The department updates data on its website daily Monday-Friday. The data show 110 total positive cases so far at Corrigan as of Friday, the same number of cases reported in total so far in Montville on Friday.

Amid reopenings, spike expected

As states lift stay-at-home orders and other restrictions put in place to curb the spread of COVID-19, some have had a spike in cases.

"As we reopen, we know there's going to be an uptick in cases. We expected that," said Dr. Scott Gottlieb, a Westport resident and former head of the Food and Drug Administration, who joined Lamont virtually at his May 19 coronavirus briefing.

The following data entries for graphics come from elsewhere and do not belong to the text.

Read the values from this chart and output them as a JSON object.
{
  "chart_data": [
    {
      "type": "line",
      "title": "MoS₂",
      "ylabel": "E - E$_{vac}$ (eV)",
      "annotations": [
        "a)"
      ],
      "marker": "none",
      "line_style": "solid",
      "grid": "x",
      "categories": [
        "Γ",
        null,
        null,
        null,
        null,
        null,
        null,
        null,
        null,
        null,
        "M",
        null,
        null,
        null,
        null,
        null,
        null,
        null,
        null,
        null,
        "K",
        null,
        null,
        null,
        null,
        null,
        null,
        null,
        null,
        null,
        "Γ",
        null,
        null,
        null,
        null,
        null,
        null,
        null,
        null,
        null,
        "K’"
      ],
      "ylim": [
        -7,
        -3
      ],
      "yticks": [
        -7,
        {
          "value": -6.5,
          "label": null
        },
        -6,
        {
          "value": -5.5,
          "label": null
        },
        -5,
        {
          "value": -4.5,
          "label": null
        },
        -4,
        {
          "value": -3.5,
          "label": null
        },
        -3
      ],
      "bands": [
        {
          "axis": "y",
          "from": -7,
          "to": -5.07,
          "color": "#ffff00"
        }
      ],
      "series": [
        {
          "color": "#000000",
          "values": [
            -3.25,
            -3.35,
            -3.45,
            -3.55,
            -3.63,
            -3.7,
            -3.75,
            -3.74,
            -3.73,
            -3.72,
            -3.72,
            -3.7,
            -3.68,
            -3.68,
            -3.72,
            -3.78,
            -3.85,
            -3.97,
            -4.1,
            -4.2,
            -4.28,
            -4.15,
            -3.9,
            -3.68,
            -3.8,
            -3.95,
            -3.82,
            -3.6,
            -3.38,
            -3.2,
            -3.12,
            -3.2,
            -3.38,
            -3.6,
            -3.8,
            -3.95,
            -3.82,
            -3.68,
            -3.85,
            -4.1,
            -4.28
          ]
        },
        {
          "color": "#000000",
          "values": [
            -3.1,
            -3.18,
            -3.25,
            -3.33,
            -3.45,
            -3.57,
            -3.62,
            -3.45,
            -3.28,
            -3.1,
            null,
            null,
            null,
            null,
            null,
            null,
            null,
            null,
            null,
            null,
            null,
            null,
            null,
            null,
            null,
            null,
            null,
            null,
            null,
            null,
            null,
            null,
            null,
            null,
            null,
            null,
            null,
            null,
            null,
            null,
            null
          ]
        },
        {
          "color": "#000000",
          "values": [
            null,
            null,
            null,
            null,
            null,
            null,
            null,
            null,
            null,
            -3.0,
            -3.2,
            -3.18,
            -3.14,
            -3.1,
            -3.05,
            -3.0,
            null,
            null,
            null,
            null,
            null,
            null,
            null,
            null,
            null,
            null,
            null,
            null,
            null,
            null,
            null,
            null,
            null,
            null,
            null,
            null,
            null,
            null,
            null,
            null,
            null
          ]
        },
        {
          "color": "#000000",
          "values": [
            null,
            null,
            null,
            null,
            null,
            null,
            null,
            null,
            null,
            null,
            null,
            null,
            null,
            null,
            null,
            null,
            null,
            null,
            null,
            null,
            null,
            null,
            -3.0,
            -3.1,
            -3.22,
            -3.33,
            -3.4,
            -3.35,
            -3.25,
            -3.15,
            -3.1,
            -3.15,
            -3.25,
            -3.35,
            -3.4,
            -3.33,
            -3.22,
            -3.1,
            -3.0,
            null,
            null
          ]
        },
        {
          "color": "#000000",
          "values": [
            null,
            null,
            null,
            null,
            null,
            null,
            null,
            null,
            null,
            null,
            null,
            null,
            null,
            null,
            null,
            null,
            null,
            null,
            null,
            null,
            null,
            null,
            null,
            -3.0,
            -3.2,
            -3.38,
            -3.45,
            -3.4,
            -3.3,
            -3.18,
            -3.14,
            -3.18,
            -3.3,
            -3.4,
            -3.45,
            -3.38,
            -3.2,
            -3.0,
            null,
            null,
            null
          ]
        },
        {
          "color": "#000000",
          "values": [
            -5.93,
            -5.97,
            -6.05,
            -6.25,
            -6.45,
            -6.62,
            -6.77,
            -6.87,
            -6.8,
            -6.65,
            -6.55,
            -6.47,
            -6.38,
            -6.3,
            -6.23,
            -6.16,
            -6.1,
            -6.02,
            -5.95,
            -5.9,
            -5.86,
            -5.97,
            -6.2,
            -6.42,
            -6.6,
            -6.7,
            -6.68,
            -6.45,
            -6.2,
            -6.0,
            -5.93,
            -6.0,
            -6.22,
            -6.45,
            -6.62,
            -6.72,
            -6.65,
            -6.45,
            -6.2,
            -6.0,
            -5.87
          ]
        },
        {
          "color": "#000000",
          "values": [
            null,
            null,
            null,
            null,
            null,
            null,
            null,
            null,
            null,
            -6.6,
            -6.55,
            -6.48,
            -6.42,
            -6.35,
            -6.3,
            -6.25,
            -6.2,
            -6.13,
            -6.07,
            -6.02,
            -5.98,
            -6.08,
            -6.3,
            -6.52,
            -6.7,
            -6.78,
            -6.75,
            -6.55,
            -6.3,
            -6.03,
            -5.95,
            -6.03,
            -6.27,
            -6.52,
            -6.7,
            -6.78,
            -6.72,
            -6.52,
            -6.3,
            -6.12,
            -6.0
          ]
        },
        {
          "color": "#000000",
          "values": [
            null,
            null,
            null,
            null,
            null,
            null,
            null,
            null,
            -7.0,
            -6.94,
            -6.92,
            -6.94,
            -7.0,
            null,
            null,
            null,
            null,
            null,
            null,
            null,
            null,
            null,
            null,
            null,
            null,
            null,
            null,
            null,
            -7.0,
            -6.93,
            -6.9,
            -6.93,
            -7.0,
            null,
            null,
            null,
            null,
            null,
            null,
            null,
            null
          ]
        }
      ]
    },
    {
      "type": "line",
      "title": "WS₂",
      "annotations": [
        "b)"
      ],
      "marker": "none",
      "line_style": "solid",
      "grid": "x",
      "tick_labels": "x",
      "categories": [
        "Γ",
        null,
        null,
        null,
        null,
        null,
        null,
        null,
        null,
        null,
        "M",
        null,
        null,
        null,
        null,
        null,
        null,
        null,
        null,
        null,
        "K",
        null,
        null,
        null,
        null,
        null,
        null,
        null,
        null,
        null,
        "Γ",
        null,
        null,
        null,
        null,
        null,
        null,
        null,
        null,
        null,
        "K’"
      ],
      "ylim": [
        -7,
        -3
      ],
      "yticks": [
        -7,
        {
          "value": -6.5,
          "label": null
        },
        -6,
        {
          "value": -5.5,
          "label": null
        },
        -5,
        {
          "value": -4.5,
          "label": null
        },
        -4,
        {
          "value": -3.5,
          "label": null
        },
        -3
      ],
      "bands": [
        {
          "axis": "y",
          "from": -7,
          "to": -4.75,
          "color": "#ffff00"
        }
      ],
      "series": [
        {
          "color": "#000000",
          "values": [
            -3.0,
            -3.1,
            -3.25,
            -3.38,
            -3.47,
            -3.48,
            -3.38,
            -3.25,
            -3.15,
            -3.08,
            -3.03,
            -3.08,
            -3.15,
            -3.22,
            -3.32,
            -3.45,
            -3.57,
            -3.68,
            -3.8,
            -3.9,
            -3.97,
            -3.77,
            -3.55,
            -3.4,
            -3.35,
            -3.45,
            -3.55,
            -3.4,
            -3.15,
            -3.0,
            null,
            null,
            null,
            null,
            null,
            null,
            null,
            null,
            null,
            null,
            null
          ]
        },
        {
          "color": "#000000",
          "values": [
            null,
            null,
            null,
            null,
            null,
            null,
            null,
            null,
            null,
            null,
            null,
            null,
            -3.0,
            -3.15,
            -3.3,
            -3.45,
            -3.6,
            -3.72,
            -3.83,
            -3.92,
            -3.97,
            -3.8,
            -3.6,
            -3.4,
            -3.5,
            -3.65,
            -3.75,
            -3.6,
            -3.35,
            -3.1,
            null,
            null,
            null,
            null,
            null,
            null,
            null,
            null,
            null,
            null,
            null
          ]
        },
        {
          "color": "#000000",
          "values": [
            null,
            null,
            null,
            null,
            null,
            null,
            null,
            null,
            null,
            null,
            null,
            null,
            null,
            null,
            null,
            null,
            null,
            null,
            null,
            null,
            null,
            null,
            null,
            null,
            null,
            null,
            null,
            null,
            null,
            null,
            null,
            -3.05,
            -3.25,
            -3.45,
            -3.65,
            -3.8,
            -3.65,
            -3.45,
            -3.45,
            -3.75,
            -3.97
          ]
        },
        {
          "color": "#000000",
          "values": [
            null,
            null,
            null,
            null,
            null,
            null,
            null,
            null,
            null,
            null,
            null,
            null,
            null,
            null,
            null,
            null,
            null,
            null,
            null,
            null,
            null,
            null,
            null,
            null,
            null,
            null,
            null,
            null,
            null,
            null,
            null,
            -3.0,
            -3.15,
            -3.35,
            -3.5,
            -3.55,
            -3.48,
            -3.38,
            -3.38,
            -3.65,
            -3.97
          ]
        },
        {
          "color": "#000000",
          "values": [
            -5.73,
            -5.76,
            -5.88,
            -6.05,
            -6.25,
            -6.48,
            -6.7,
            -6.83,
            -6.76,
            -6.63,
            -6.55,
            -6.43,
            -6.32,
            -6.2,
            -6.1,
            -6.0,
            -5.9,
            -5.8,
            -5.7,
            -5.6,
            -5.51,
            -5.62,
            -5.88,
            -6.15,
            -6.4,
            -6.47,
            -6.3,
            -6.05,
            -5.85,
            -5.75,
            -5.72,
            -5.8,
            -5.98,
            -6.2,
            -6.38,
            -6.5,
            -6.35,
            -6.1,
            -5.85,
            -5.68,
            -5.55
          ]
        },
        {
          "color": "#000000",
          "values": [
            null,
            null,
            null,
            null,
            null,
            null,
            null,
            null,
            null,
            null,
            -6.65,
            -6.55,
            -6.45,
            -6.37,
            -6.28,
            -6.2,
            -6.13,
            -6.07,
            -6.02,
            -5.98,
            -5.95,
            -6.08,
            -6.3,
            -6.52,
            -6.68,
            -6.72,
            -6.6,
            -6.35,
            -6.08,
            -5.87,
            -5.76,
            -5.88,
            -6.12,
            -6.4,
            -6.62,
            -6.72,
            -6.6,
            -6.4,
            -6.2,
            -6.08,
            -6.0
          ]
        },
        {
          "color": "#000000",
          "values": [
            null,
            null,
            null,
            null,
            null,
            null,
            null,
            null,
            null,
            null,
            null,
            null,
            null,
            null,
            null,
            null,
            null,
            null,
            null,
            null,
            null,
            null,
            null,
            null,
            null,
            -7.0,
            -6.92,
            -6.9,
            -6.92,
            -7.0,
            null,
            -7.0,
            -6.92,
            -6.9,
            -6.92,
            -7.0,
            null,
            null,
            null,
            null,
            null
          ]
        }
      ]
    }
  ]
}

"We're going to see more hospitalizations. We're going to see cases grow," Gottlieb said. "That's why it's important to have a staged reopening, as this state is doing, and look at the data and lean heavily on those case-based interventions to try to reduce the number of cases that we see increase as a result of our increased social interactions."

On an individual level, that means continuing to wear masks, practice good hygiene and stay 6 feet apart from others.

"Those kind of individual practices done on a large scale have a dramatic impact on an epidemic spread," Gottlieb said.

Day, the health district nurse practitioner, said these measures are our best defenses against COVID-19 until a vaccine is widely available.

The Centers for Disease Control and Prevention is recommending that the general public wear cloth-based masks or face coverings. While not medical-grade, these cloth masks still help to prevent someone from transmitting the virus to others by containing respiratory droplets generated when coughing, sneezing or talking, which is primarily how COVID-19 spreads, Day said.

Given that a significant portion of those with COVID-19 are asymptomatic, wearing a mask can help prevent someone from unknowingly spreading the virus to others, she said. On top of that, the incubation period for COVID-19 is two to 14 days, so someone could be infected with the virus for up to two weeks before experiencing symptoms, she said.

Some people have pushed back against Lamont's executive order requiring Connecticut residents to wear masks or cloth face coverings whenever they come within 6 feet of another person in a public place, saying it infringes upon their civil liberties.

Day and Vermund said to think of it as a courteous act you are doing to protect others.

"It is a reasonable compromise of your personal liberty to protect your fellow Connecticut residents and your neighbors with a simple set of principles: mask use, personal hygiene, physical distancing," Vermund said.

If not for yourself, Day said, do it for those who are at high risk for severe complications from COVID-19, such as the elderly, the immunocompromised and those with chronic health conditions.

"Do it for the health care workers and first responders who are risking their lives to care for COVID-19 patients," she said. "Consider the burden that COVID-19 has placed on our health care system."

Day said there is a subset of people who should not wear face masks, including children under the age of 2, anyone who has trouble breathing while wearing a mask, such as those with chronic obstructive pulmonary disease, or COPD, asthma or other respiratory illnesses, those who may not be able to tolerate wearing a mask, and anyone who is not able to remove a mask by his or herself.

As for best practices when wearing a mask, Day said it should:

  • Fit snugly but comfortably against the side of the face.
  • Cover the nose and mouth.
  • Be secured with ties or ear loops.
  • Include at least two layers of cotton fabric.
  • Allow for breathing without restriction.
  • Be able to be washed and dried without damage or change to shape.
  • Washed regularly and stored in a brown paper bag when done using.

Day Staff Writer Erica Moser contributed to this report.